By Joel Wendland
This far away from the action, one can still feel a strong tension, the palpable sense that today is a very important day in our country's history. On this day, millions of people in 4 states will go to the polls to decide the Democratic nominee for president.
They very well could decide who will be the next president.
But giving such strong importance to a single day somewhat hides the true significance of this entire campaign season and the enormous changes that have been wrought on American politics.
It's like a football game. The interception in the fourth quarter might seem like the decisive moment in the game, but both teams play for 60 minutes. The entire game is full of decisive moments. And while we may be in the fourth quarter, the two minute warning is still coming.
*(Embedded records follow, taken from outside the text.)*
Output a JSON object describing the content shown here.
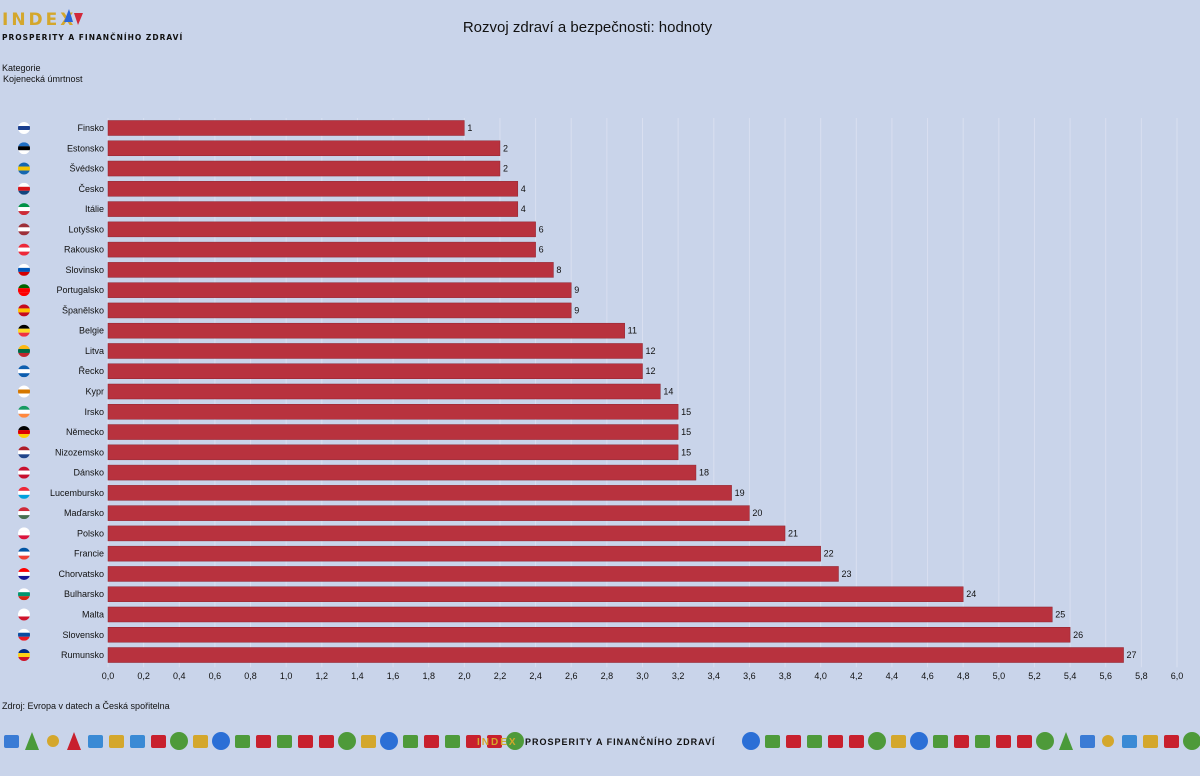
{
  "logo": {
    "index": "INDEX",
    "subtitle": "PROSPERITY A FINANČNÍHO ZDRAVÍ"
  },
  "header": {
    "title": "Rozvoj zdraví a bezpečnosti: hodnoty"
  },
  "category": {
    "label": "Kategorie",
    "value": "Kojenecká úmrtnost"
  },
  "source": "Zdroj: Evropa v datech a Česká spořitelna",
  "colors": {
    "background": "#c9d4ea",
    "bar": "#b8323e",
    "grid": "#d9dff0"
  },
  "chart_data": {
    "type": "bar",
    "orientation": "horizontal",
    "title": "Rozvoj zdraví a bezpečnosti: hodnoty",
    "xlim": [
      0,
      6.0
    ],
    "grid": true,
    "xticks": [
      "0,0",
      "0,2",
      "0,4",
      "0,6",
      "0,8",
      "1,0",
      "1,2",
      "1,4",
      "1,6",
      "1,8",
      "2,0",
      "2,2",
      "2,4",
      "2,6",
      "2,8",
      "3,0",
      "3,2",
      "3,4",
      "3,6",
      "3,8",
      "4,0",
      "4,2",
      "4,4",
      "4,6",
      "4,8",
      "5,0",
      "5,2",
      "5,4",
      "5,6",
      "5,8",
      "6,0"
    ],
    "categories": [
      "Finsko",
      "Estonsko",
      "Švédsko",
      "Česko",
      "Itálie",
      "Lotyšsko",
      "Rakousko",
      "Slovinsko",
      "Portugalsko",
      "Španělsko",
      "Belgie",
      "Litva",
      "Řecko",
      "Kypr",
      "Irsko",
      "Německo",
      "Nizozemsko",
      "Dánsko",
      "Lucembursko",
      "Maďarsko",
      "Polsko",
      "Francie",
      "Chorvatsko",
      "Bulharsko",
      "Malta",
      "Slovensko",
      "Rumunsko"
    ],
    "values": [
      2.0,
      2.2,
      2.2,
      2.3,
      2.3,
      2.4,
      2.4,
      2.5,
      2.6,
      2.6,
      2.9,
      3.0,
      3.0,
      3.1,
      3.2,
      3.2,
      3.2,
      3.3,
      3.5,
      3.6,
      3.8,
      4.0,
      4.1,
      4.8,
      5.3,
      5.4,
      5.7
    ],
    "data_labels": [
      "1",
      "2",
      "2",
      "4",
      "4",
      "6",
      "6",
      "8",
      "9",
      "9",
      "11",
      "12",
      "12",
      "14",
      "15",
      "15",
      "15",
      "18",
      "19",
      "20",
      "21",
      "22",
      "23",
      "24",
      "25",
      "26",
      "27"
    ],
    "flags": [
      [
        "#fff",
        "#1a3f8f",
        "#fff"
      ],
      [
        "#1f6fc5",
        "#000",
        "#fff"
      ],
      [
        "#1667b0",
        "#f5c400",
        "#1667b0"
      ],
      [
        "#fff",
        "#d7141a",
        "#11457e"
      ],
      [
        "#009246",
        "#fff",
        "#ce2b37"
      ],
      [
        "#9e3039",
        "#fff",
        "#9e3039"
      ],
      [
        "#ed2939",
        "#fff",
        "#ed2939"
      ],
      [
        "#fff",
        "#0057b8",
        "#d50000"
      ],
      [
        "#006600",
        "#ff0000",
        "#ff0000"
      ],
      [
        "#c60b1e",
        "#ffc400",
        "#c60b1e"
      ],
      [
        "#000",
        "#fdda24",
        "#ef3340"
      ],
      [
        "#fdb913",
        "#006a44",
        "#c1272d"
      ],
      [
        "#0d5eaf",
        "#fff",
        "#0d5eaf"
      ],
      [
        "#fff",
        "#d57800",
        "#fff"
      ],
      [
        "#169b62",
        "#fff",
        "#ff883e"
      ],
      [
        "#000",
        "#dd0000",
        "#ffce00"
      ],
      [
        "#ae1c28",
        "#fff",
        "#21468b"
      ],
      [
        "#c8102e",
        "#fff",
        "#c8102e"
      ],
      [
        "#ed2939",
        "#fff",
        "#00a1de"
      ],
      [
        "#ce2939",
        "#fff",
        "#477050"
      ],
      [
        "#fff",
        "#fff",
        "#dc143c"
      ],
      [
        "#0055a4",
        "#fff",
        "#ef4135"
      ],
      [
        "#ff0000",
        "#fff",
        "#171796"
      ],
      [
        "#fff",
        "#00966e",
        "#d62612"
      ],
      [
        "#fff",
        "#fff",
        "#cf142b"
      ],
      [
        "#fff",
        "#0b4ea2",
        "#ee1c25"
      ],
      [
        "#002b7f",
        "#fcd116",
        "#ce1126"
      ]
    ]
  },
  "footer": {
    "icons": [
      "waves",
      "tree",
      "sun",
      "mountains",
      "ferris-wheel",
      "tower",
      "fountain",
      "building",
      "hill",
      "city",
      "lake",
      "car",
      "bench",
      "gear",
      "fence",
      "building",
      "hill",
      "city",
      "lake",
      "car",
      "bench",
      "gear",
      "fence",
      "building",
      "hill"
    ]
  }
}
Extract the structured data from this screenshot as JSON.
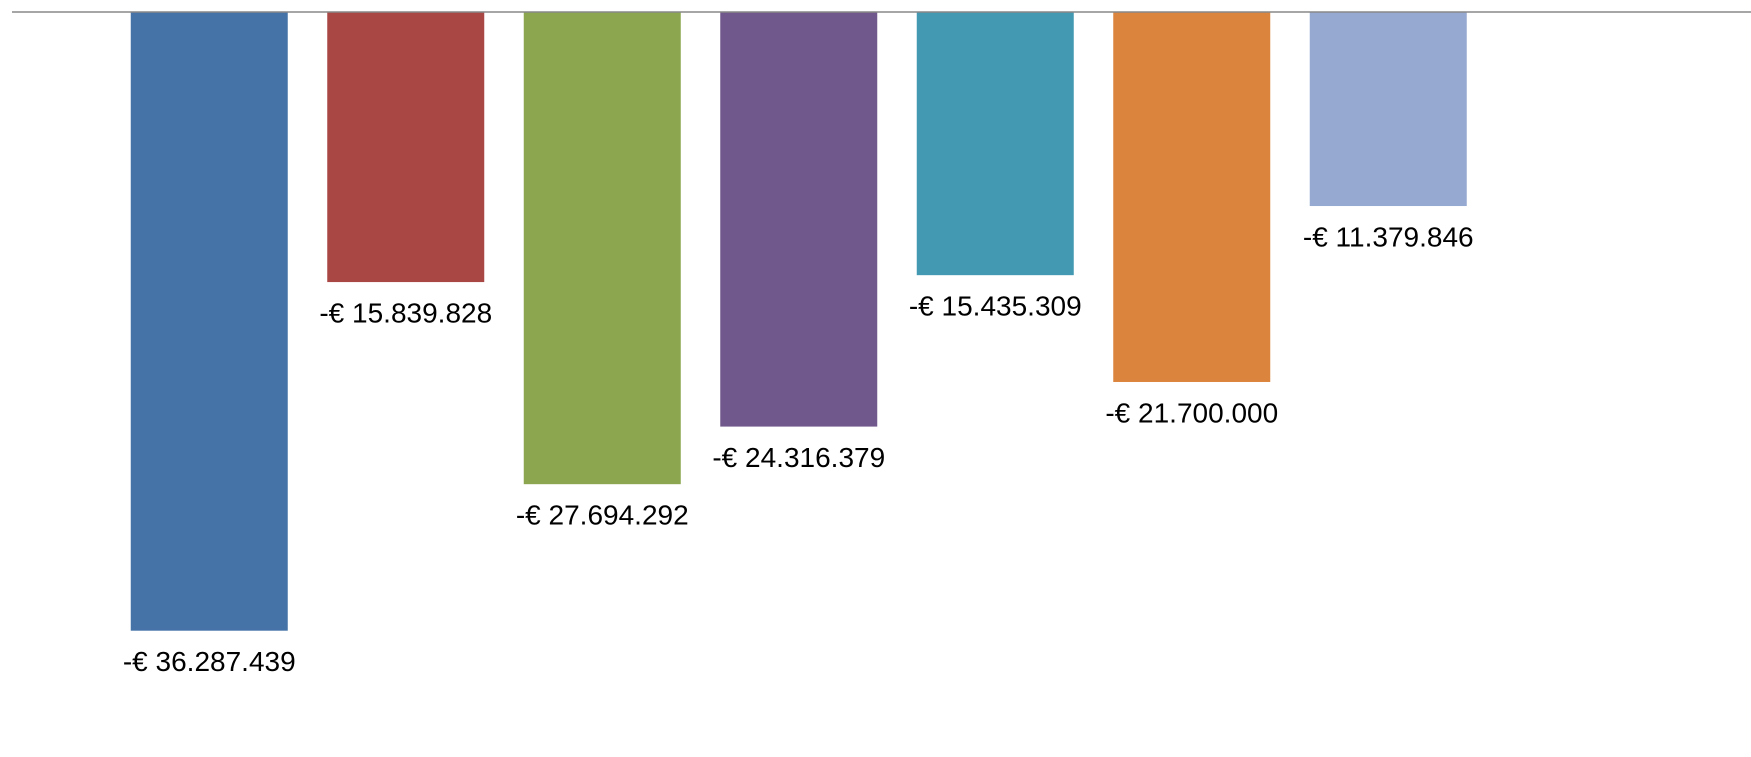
{
  "chart_data": {
    "type": "bar",
    "values": [
      -36287439,
      -15839828,
      -27694292,
      -24316379,
      -15435309,
      -21700000,
      -11379846
    ],
    "value_labels": [
      "-€ 36.287.439",
      "-€ 15.839.828",
      "-€ 27.694.292",
      "-€ 24.316.379",
      "-€ 15.435.309",
      "-€ 21.700.000",
      "-€ 11.379.846"
    ],
    "colors": [
      "#4673a7",
      "#a94745",
      "#8ba64e",
      "#70588c",
      "#4299b1",
      "#db843e",
      "#95a9d1"
    ],
    "ylim": [
      -40000000,
      0
    ]
  }
}
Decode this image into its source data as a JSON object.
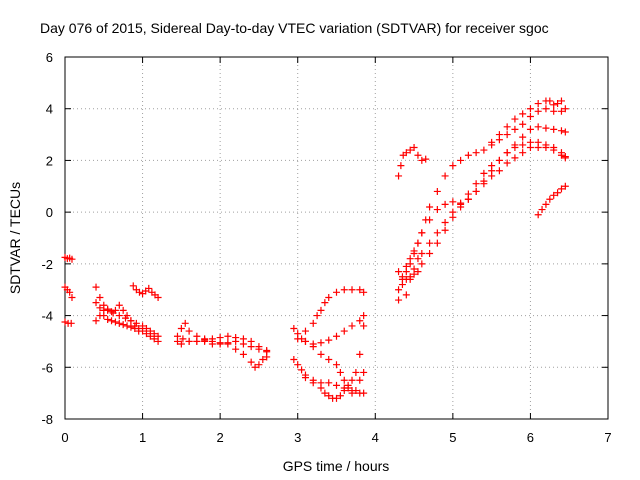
{
  "chart_data": {
    "type": "scatter",
    "title": "Day 076 of 2015, Sidereal Day-to-day VTEC variation (SDTVAR) for receiver sgoc",
    "xlabel": "GPS time / hours",
    "ylabel": "SDTVAR / TECUs",
    "xlim": [
      0,
      7
    ],
    "ylim": [
      -8,
      6
    ],
    "x_ticks": [
      0,
      1,
      2,
      3,
      4,
      5,
      6,
      7
    ],
    "y_ticks": [
      -8,
      -6,
      -4,
      -2,
      0,
      2,
      4,
      6
    ],
    "x_tick_labels": [
      "0",
      "1",
      "2",
      "3",
      "4",
      "5",
      "6",
      "7"
    ],
    "y_tick_labels": [
      "-8",
      "-6",
      "-4",
      "-2",
      "0",
      "2",
      "4",
      "6"
    ],
    "grid": true,
    "grid_style": "dotted",
    "marker": "plus",
    "marker_color": "#ff0000",
    "series": [
      {
        "points": [
          [
            0.0,
            -1.75
          ],
          [
            0.03,
            -1.8
          ],
          [
            0.06,
            -1.78
          ],
          [
            0.09,
            -1.82
          ]
        ]
      },
      {
        "points": [
          [
            0.0,
            -2.9
          ],
          [
            0.03,
            -3.0
          ],
          [
            0.06,
            -3.1
          ],
          [
            0.09,
            -3.3
          ]
        ]
      },
      {
        "points": [
          [
            0.0,
            -4.25
          ],
          [
            0.04,
            -4.3
          ],
          [
            0.08,
            -4.3
          ]
        ]
      },
      {
        "points": [
          [
            0.4,
            -2.9
          ],
          [
            0.45,
            -3.3
          ],
          [
            0.5,
            -3.6
          ],
          [
            0.55,
            -3.8
          ],
          [
            0.62,
            -3.9
          ],
          [
            0.7,
            -4.0
          ],
          [
            0.78,
            -4.1
          ],
          [
            0.85,
            -4.2
          ],
          [
            0.92,
            -4.3
          ],
          [
            1.0,
            -4.4
          ],
          [
            1.05,
            -4.5
          ],
          [
            1.1,
            -4.6
          ],
          [
            1.15,
            -4.7
          ],
          [
            1.2,
            -4.8
          ]
        ]
      },
      {
        "points": [
          [
            0.4,
            -4.2
          ],
          [
            0.45,
            -4.0
          ],
          [
            0.5,
            -3.8
          ],
          [
            0.55,
            -3.75
          ],
          [
            0.6,
            -3.85
          ],
          [
            0.65,
            -3.8
          ],
          [
            0.7,
            -3.6
          ],
          [
            0.75,
            -3.8
          ],
          [
            0.8,
            -4.0
          ],
          [
            0.85,
            -4.2
          ],
          [
            0.9,
            -4.4
          ],
          [
            0.95,
            -4.5
          ],
          [
            1.0,
            -4.6
          ],
          [
            1.05,
            -4.7
          ],
          [
            1.1,
            -4.8
          ],
          [
            1.15,
            -4.9
          ],
          [
            1.2,
            -5.0
          ]
        ]
      },
      {
        "points": [
          [
            0.4,
            -3.5
          ],
          [
            0.45,
            -3.7
          ],
          [
            0.5,
            -4.0
          ],
          [
            0.55,
            -4.15
          ],
          [
            0.6,
            -4.2
          ],
          [
            0.65,
            -4.25
          ],
          [
            0.7,
            -4.3
          ],
          [
            0.75,
            -4.35
          ],
          [
            0.8,
            -4.4
          ],
          [
            0.85,
            -4.45
          ],
          [
            0.9,
            -4.5
          ],
          [
            0.95,
            -4.6
          ]
        ]
      },
      {
        "points": [
          [
            0.88,
            -2.85
          ],
          [
            0.92,
            -3.0
          ],
          [
            0.96,
            -3.1
          ],
          [
            1.0,
            -3.15
          ],
          [
            1.04,
            -3.05
          ],
          [
            1.08,
            -2.95
          ],
          [
            1.12,
            -3.1
          ],
          [
            1.16,
            -3.2
          ],
          [
            1.2,
            -3.3
          ]
        ]
      },
      {
        "points": [
          [
            1.45,
            -5.0
          ],
          [
            1.5,
            -4.5
          ],
          [
            1.55,
            -4.3
          ],
          [
            1.6,
            -4.6
          ],
          [
            1.7,
            -4.8
          ],
          [
            1.8,
            -4.9
          ],
          [
            1.9,
            -5.0
          ],
          [
            2.0,
            -5.05
          ],
          [
            2.1,
            -5.1
          ],
          [
            2.2,
            -5.3
          ],
          [
            2.3,
            -5.5
          ],
          [
            2.4,
            -5.8
          ],
          [
            2.45,
            -6.0
          ],
          [
            2.5,
            -5.9
          ],
          [
            2.55,
            -5.7
          ],
          [
            2.6,
            -5.6
          ]
        ]
      },
      {
        "points": [
          [
            1.45,
            -4.8
          ],
          [
            1.52,
            -4.9
          ],
          [
            1.6,
            -5.0
          ],
          [
            1.7,
            -5.0
          ],
          [
            1.8,
            -5.0
          ],
          [
            1.9,
            -5.1
          ],
          [
            2.0,
            -5.1
          ],
          [
            2.1,
            -5.05
          ],
          [
            2.2,
            -5.0
          ],
          [
            2.3,
            -5.1
          ],
          [
            2.4,
            -5.2
          ],
          [
            2.5,
            -5.3
          ],
          [
            2.6,
            -5.35
          ]
        ]
      },
      {
        "points": [
          [
            1.5,
            -5.1
          ],
          [
            1.6,
            -5.0
          ],
          [
            1.7,
            -5.0
          ],
          [
            1.8,
            -4.95
          ],
          [
            1.9,
            -4.9
          ],
          [
            2.0,
            -4.85
          ],
          [
            2.1,
            -4.8
          ],
          [
            2.2,
            -4.85
          ],
          [
            2.3,
            -4.9
          ],
          [
            2.4,
            -5.0
          ],
          [
            2.5,
            -5.2
          ],
          [
            2.6,
            -5.4
          ]
        ]
      },
      {
        "points": [
          [
            2.95,
            -4.5
          ],
          [
            3.0,
            -4.7
          ],
          [
            3.05,
            -4.9
          ],
          [
            3.1,
            -5.0
          ],
          [
            3.2,
            -5.1
          ],
          [
            3.3,
            -5.05
          ],
          [
            3.4,
            -4.95
          ],
          [
            3.5,
            -4.8
          ],
          [
            3.6,
            -4.6
          ],
          [
            3.7,
            -4.4
          ],
          [
            3.8,
            -4.2
          ],
          [
            3.85,
            -4.0
          ]
        ]
      },
      {
        "points": [
          [
            2.95,
            -5.7
          ],
          [
            3.0,
            -5.9
          ],
          [
            3.05,
            -6.1
          ],
          [
            3.1,
            -6.3
          ],
          [
            3.2,
            -6.5
          ],
          [
            3.3,
            -6.6
          ],
          [
            3.4,
            -6.6
          ],
          [
            3.5,
            -6.7
          ],
          [
            3.6,
            -6.8
          ],
          [
            3.7,
            -6.9
          ],
          [
            3.8,
            -7.0
          ],
          [
            3.85,
            -7.0
          ]
        ]
      },
      {
        "points": [
          [
            3.0,
            -4.9
          ],
          [
            3.1,
            -4.6
          ],
          [
            3.2,
            -4.3
          ],
          [
            3.25,
            -4.0
          ],
          [
            3.3,
            -3.8
          ],
          [
            3.35,
            -3.5
          ],
          [
            3.4,
            -3.3
          ],
          [
            3.5,
            -3.1
          ],
          [
            3.6,
            -3.0
          ],
          [
            3.7,
            -3.0
          ],
          [
            3.8,
            -3.0
          ],
          [
            3.85,
            -3.1
          ]
        ]
      },
      {
        "points": [
          [
            3.1,
            -6.4
          ],
          [
            3.2,
            -6.6
          ],
          [
            3.3,
            -6.8
          ],
          [
            3.35,
            -7.0
          ],
          [
            3.4,
            -7.1
          ],
          [
            3.45,
            -7.2
          ],
          [
            3.5,
            -7.2
          ],
          [
            3.55,
            -7.1
          ],
          [
            3.6,
            -6.9
          ],
          [
            3.65,
            -6.7
          ],
          [
            3.7,
            -6.5
          ],
          [
            3.75,
            -6.2
          ],
          [
            3.8,
            -5.5
          ],
          [
            3.85,
            -4.4
          ]
        ]
      },
      {
        "points": [
          [
            3.1,
            -5.0
          ],
          [
            3.2,
            -5.2
          ],
          [
            3.3,
            -5.5
          ],
          [
            3.4,
            -5.7
          ],
          [
            3.5,
            -5.9
          ],
          [
            3.55,
            -6.2
          ],
          [
            3.6,
            -6.5
          ],
          [
            3.65,
            -6.8
          ],
          [
            3.7,
            -7.0
          ],
          [
            3.75,
            -6.9
          ],
          [
            3.8,
            -6.5
          ],
          [
            3.85,
            -6.2
          ]
        ]
      },
      {
        "points": [
          [
            4.3,
            1.4
          ],
          [
            4.33,
            1.8
          ],
          [
            4.36,
            2.2
          ],
          [
            4.4,
            2.3
          ],
          [
            4.45,
            2.4
          ],
          [
            4.5,
            2.5
          ],
          [
            4.55,
            2.2
          ],
          [
            4.6,
            2.0
          ],
          [
            4.65,
            2.05
          ]
        ]
      },
      {
        "points": [
          [
            4.3,
            -3.4
          ],
          [
            4.35,
            -2.6
          ],
          [
            4.4,
            -2.1
          ],
          [
            4.45,
            -1.8
          ],
          [
            4.5,
            -1.5
          ],
          [
            4.55,
            -1.2
          ],
          [
            4.6,
            -0.8
          ],
          [
            4.65,
            -0.3
          ],
          [
            4.7,
            0.2
          ],
          [
            4.8,
            0.8
          ],
          [
            4.9,
            1.4
          ],
          [
            5.0,
            1.8
          ],
          [
            5.1,
            2.0
          ],
          [
            5.2,
            2.2
          ],
          [
            5.3,
            2.3
          ],
          [
            5.4,
            2.4
          ],
          [
            5.5,
            2.6
          ],
          [
            5.6,
            2.8
          ],
          [
            5.7,
            3.0
          ],
          [
            5.8,
            3.2
          ],
          [
            5.9,
            3.4
          ],
          [
            6.0,
            3.7
          ],
          [
            6.1,
            3.9
          ],
          [
            6.2,
            4.0
          ],
          [
            6.3,
            3.9
          ],
          [
            6.4,
            3.9
          ],
          [
            6.45,
            4.0
          ]
        ]
      },
      {
        "points": [
          [
            4.3,
            -2.3
          ],
          [
            4.35,
            -2.5
          ],
          [
            4.4,
            -2.3
          ],
          [
            4.45,
            -2.0
          ],
          [
            4.5,
            -1.6
          ],
          [
            4.55,
            -1.2
          ],
          [
            4.6,
            -0.8
          ],
          [
            4.7,
            -0.3
          ],
          [
            4.8,
            0.1
          ],
          [
            4.9,
            0.3
          ],
          [
            5.0,
            0.4
          ],
          [
            5.1,
            0.35
          ],
          [
            5.2,
            0.5
          ],
          [
            5.3,
            0.8
          ],
          [
            5.4,
            1.2
          ],
          [
            5.5,
            1.6
          ],
          [
            5.6,
            2.0
          ],
          [
            5.7,
            2.3
          ],
          [
            5.8,
            2.6
          ],
          [
            5.9,
            2.9
          ],
          [
            6.0,
            3.2
          ],
          [
            6.1,
            3.3
          ],
          [
            6.2,
            3.25
          ],
          [
            6.3,
            3.2
          ],
          [
            6.4,
            3.15
          ],
          [
            6.45,
            3.1
          ]
        ]
      },
      {
        "points": [
          [
            4.3,
            -3.0
          ],
          [
            4.35,
            -2.8
          ],
          [
            4.4,
            -2.6
          ],
          [
            4.45,
            -2.5
          ],
          [
            4.5,
            -2.4
          ],
          [
            4.55,
            -2.3
          ],
          [
            4.6,
            -2.0
          ],
          [
            4.7,
            -1.6
          ],
          [
            4.8,
            -1.2
          ],
          [
            4.9,
            -0.7
          ],
          [
            5.0,
            -0.2
          ],
          [
            5.1,
            0.2
          ],
          [
            5.2,
            0.5
          ],
          [
            5.3,
            0.8
          ],
          [
            5.4,
            1.1
          ],
          [
            5.5,
            1.4
          ],
          [
            5.6,
            1.6
          ],
          [
            5.7,
            1.9
          ],
          [
            5.8,
            2.1
          ],
          [
            5.9,
            2.3
          ],
          [
            6.0,
            2.5
          ],
          [
            6.1,
            2.5
          ],
          [
            6.2,
            2.5
          ],
          [
            6.3,
            2.4
          ],
          [
            6.4,
            2.2
          ],
          [
            6.45,
            2.1
          ]
        ]
      },
      {
        "points": [
          [
            4.4,
            -3.2
          ],
          [
            4.45,
            -2.6
          ],
          [
            4.5,
            -2.2
          ],
          [
            4.55,
            -1.8
          ],
          [
            4.6,
            -1.6
          ],
          [
            4.7,
            -1.2
          ],
          [
            4.8,
            -0.8
          ],
          [
            4.9,
            -0.4
          ],
          [
            5.0,
            0.0
          ],
          [
            5.1,
            0.3
          ],
          [
            5.2,
            0.7
          ],
          [
            5.3,
            1.1
          ],
          [
            5.4,
            1.5
          ],
          [
            5.5,
            1.8
          ],
          [
            5.6,
            2.0
          ],
          [
            5.7,
            2.3
          ],
          [
            5.8,
            2.5
          ],
          [
            5.9,
            2.6
          ],
          [
            6.0,
            2.7
          ],
          [
            6.1,
            2.7
          ],
          [
            6.2,
            2.6
          ],
          [
            6.3,
            2.5
          ],
          [
            6.4,
            2.3
          ],
          [
            6.45,
            2.15
          ]
        ]
      },
      {
        "points": [
          [
            5.5,
            2.7
          ],
          [
            5.6,
            3.0
          ],
          [
            5.7,
            3.3
          ],
          [
            5.8,
            3.6
          ],
          [
            5.9,
            3.8
          ],
          [
            6.0,
            4.0
          ],
          [
            6.1,
            4.2
          ],
          [
            6.2,
            4.3
          ],
          [
            6.25,
            4.3
          ],
          [
            6.3,
            4.15
          ],
          [
            6.35,
            4.2
          ],
          [
            6.4,
            4.3
          ]
        ]
      },
      {
        "points": [
          [
            6.1,
            -0.1
          ],
          [
            6.15,
            0.1
          ],
          [
            6.2,
            0.3
          ],
          [
            6.25,
            0.5
          ],
          [
            6.3,
            0.65
          ],
          [
            6.35,
            0.75
          ],
          [
            6.4,
            0.9
          ],
          [
            6.45,
            1.0
          ]
        ]
      }
    ]
  }
}
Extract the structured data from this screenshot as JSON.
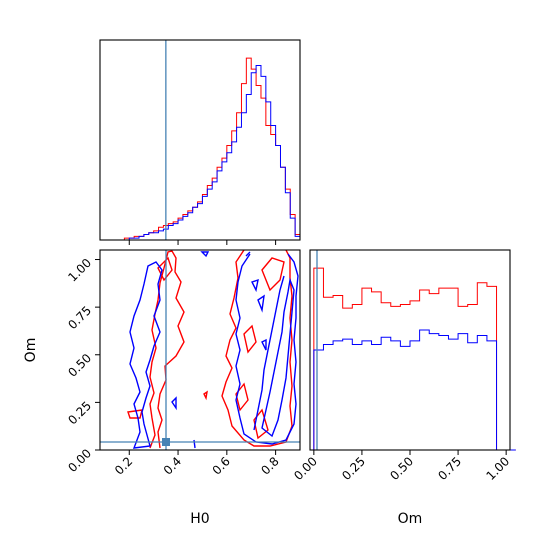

Going back two years, one has to credit Howard Dean, no matter what you think of the Democratic Party, with a brilliant strategy. He riled up party insiders with his 50-state strategy. Many top DNC strategist wanted to focus only on the battleground states, sidelining the South and the Plains states. But Dean stuck with it and helped produce the 2006 change in Congress, as a recent article in The Nation reports.
Of course Bush incompetence and a people's upsurge were the decisive factors, but within Democratic circles Dean was given credit.
Party rules were enforced as some states reshuffled their primary dates, and so far every single state primary and caucus has been in play influencing the outcome of this nominating process (except for Michigan and Florida, who, anticipating a Clinton coronation jumped the gun and broke the rules in order to be a part of the action).
The idea of change, both as an Obama campaign slogan and as a democratic (small d) philosophical concept, caught on like wildfire. Pretty soon every candidate was saying it an acting as thought their decades in government had always been about "change."
Again, one should note the participation of record numbers of millions of people in voting, campaigning, and putting out their own uncensored propaganda via the Internet about the elections helped ensure all of the states would have a role. For example, videos by will.i.am (here and here) weren't made by the Obama campaign, but were viewed by at least 11 million people. A video produced by Amigos de Obama titled "Viva Obama" was not an Obama campaign item; just some guys in a garage that were inspired by Obama's message. The video has about 400,000 views.
The people have made this election, and most specifically Obama's campaign, into the phenomenon that it has become.
Tens of millions have already voted. People in Texas, in extremely conservative areas, have marched en masse to the voting sites to cast their ballots in that state's early voting process. The same in Ohio. People all over the country have joined the virtual and real phonebanks to call millions in the primary states. Others from neighboring states got on buses and traveled to primary states to knock on doors to talk with other voters about their candidates.
Then there are the candidates themselves.
When the Democratic race began, a field of candidates that look more like America than ever before emerged. They shared fairly consistent views on the need to end the war – a huge change from 2004. They all put forward some kind of plan to change the US health care system – some better than others. They all pledged to protect the rights of workers to join and organize unions and to remake the labor relations apparatus that Bush destroyed to ensure the health and safety of workers. They all adopted progressive positions on environmental issues, LGBT issues, civil rights, voting rights.
Indeed the Democratic candidates, unlike the candidates in 2004, postured as aggressive progressives ready to end the Bush-Republican era that dominated our government.
But soon three Democratic candidates stood out. Then two.
And while there are already claims coming from both the far left and the far right that all three remaining Democratic and Republican candidates are the same, that the electoral system is bunk, and that meaningless protest candidacies will impact the outcome, those claims will fall on deaf ears.
Only the hallucinations that come with wandering the desert of isolation could convince anyone that John "thousand years in Iraq" McCain is the same as Barack Obama, or as Hillary Clinton for that matter.
Yes, today is a very crucial moment. But the sea change, the people's upsurge is what has been decisive all along. And it holds out real democratic promise for our future.
It reminds me of what Cesar Chavez said in a speech in 1984: "Once social change begins, it cannot be reversed. You cannot uneducate the person who has learned to read. You cannot humiliate the person who feels pride. You cannot oppress the people who are not afraid anymore."